Penner also noted that the start of the financing stage is as much about developing relationships as about finding deep pockets. "It's not just about the money. It's about finding the type of people who will be with you all of the way," he said. He also reminded the audience to carefully check out potential financial backers: "They're doing due diligence on you, and you should be doing your due diligence on them."

One professional pitfall has personal overtones, panelists said: At what point does the entrepreneur turn the running of the company over to a hired CEO?

The key is to ignore the lure "that 'CEO' looks good on a business card," said Stephen Bloch, the venture partner in Canaan in Westport, Conn.

Added Penner, who has founded five biotech start-ups, "Take a good look at yourself and what you're good at. It's not about you being CEO; it's about getting your product on the market." Usually, he added, that requires relinquishing some equity in the company to a new CEO.

Fasse noted a "chicken and egg" aspect of the CEO quandary because having a good CEO on board can attract investors, but on the other hand, having a good round of financing under your belt can attract a topnotch CEO.

Another tight-wire entrepreneurs must walk is determining when to seek collaborators. Finding a collaborator can add value to the product, but the temptation is to seek out partnerships too early, Penner said. He suggested considering limited partnerships, perhaps for a certain geographic region that provides funding yet retains future potential.

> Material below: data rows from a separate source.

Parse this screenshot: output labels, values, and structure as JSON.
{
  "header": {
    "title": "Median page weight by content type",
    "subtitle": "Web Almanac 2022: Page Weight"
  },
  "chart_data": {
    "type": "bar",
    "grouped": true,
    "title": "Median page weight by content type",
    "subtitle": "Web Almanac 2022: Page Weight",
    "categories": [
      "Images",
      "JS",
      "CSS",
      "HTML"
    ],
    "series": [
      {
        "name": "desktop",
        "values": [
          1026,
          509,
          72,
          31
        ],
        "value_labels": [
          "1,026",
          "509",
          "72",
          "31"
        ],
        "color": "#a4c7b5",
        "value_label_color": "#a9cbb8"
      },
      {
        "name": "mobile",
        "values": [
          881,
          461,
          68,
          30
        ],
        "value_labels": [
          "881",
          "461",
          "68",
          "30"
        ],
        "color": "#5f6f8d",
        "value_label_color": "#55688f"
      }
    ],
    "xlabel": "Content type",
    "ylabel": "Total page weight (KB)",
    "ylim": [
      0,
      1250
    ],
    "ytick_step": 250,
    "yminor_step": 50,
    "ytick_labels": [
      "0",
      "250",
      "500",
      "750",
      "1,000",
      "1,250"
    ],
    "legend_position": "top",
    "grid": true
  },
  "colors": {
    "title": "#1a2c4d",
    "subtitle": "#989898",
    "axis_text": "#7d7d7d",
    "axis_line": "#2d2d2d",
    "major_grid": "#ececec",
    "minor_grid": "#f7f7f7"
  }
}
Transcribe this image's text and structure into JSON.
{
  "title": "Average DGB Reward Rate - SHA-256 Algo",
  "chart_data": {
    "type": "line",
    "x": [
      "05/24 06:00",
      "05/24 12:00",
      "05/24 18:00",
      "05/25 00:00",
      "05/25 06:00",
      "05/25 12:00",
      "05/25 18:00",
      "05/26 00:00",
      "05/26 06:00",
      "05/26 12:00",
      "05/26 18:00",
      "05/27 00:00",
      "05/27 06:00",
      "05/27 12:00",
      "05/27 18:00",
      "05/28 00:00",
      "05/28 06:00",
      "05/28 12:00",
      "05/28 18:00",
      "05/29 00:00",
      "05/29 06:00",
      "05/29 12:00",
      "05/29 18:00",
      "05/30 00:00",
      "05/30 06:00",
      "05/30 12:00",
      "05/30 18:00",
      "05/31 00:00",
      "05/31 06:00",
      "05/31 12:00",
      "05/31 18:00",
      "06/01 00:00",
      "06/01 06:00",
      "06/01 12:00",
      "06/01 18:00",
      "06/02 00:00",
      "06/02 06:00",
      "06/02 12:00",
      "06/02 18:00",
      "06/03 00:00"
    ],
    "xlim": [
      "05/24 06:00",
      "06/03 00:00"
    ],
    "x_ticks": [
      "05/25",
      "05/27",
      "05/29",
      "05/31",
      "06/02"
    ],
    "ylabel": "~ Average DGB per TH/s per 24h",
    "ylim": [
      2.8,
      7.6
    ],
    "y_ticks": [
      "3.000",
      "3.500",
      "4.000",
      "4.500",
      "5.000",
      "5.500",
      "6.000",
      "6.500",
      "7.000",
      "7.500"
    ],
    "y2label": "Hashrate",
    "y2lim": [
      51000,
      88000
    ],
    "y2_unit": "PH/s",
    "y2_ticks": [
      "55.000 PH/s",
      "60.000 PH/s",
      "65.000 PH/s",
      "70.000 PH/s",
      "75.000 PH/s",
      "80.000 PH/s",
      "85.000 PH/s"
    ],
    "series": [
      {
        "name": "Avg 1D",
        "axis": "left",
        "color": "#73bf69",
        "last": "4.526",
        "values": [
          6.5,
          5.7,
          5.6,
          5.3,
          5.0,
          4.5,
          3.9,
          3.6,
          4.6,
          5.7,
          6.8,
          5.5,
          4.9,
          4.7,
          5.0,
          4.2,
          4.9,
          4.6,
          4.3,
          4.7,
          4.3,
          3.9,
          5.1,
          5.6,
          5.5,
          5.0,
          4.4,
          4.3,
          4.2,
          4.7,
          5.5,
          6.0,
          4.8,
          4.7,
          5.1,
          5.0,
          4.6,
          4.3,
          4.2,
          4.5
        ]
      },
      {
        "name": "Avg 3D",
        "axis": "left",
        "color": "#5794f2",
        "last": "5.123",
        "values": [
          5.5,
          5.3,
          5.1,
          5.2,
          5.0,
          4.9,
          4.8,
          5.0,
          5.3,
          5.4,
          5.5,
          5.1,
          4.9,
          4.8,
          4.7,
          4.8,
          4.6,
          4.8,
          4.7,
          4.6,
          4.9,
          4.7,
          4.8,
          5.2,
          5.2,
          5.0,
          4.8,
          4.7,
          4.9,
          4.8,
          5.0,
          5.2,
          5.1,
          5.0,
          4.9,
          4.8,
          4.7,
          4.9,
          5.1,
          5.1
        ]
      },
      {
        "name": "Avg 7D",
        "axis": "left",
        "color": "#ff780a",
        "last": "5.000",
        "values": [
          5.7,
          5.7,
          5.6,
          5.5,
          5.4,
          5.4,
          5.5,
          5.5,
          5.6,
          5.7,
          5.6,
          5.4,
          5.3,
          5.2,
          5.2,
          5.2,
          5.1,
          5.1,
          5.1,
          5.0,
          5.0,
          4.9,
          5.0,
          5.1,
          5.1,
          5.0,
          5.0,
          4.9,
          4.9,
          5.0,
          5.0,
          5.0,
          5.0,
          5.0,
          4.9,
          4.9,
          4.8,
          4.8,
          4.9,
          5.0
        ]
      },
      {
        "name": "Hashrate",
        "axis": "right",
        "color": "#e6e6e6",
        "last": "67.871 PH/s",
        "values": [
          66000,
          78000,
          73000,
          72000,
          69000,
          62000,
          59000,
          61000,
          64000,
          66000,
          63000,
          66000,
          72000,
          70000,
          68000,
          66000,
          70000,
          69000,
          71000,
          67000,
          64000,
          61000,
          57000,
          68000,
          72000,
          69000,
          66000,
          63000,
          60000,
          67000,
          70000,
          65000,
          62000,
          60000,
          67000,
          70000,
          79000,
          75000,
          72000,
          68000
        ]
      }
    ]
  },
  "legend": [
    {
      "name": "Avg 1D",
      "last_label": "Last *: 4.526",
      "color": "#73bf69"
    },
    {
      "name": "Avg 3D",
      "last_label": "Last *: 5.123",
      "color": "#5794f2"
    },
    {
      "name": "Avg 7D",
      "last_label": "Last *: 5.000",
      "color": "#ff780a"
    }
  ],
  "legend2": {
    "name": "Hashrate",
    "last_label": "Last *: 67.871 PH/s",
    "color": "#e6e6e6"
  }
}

For some, the goal of all that work is a successful exit, and you need an exit strategy that allows for either the sale or IPO route. Douglas Fambrough, of Oxford Bioscience Partners, of Boston, noted that now is a good time for a sales strategy because "there are a lot of buyers out there." But the demand for your business is less predictable when you talk with potential buyers. "If there's a dialogue, that may make you disappointed," he said. "But if there's an auction, that will make you a lot."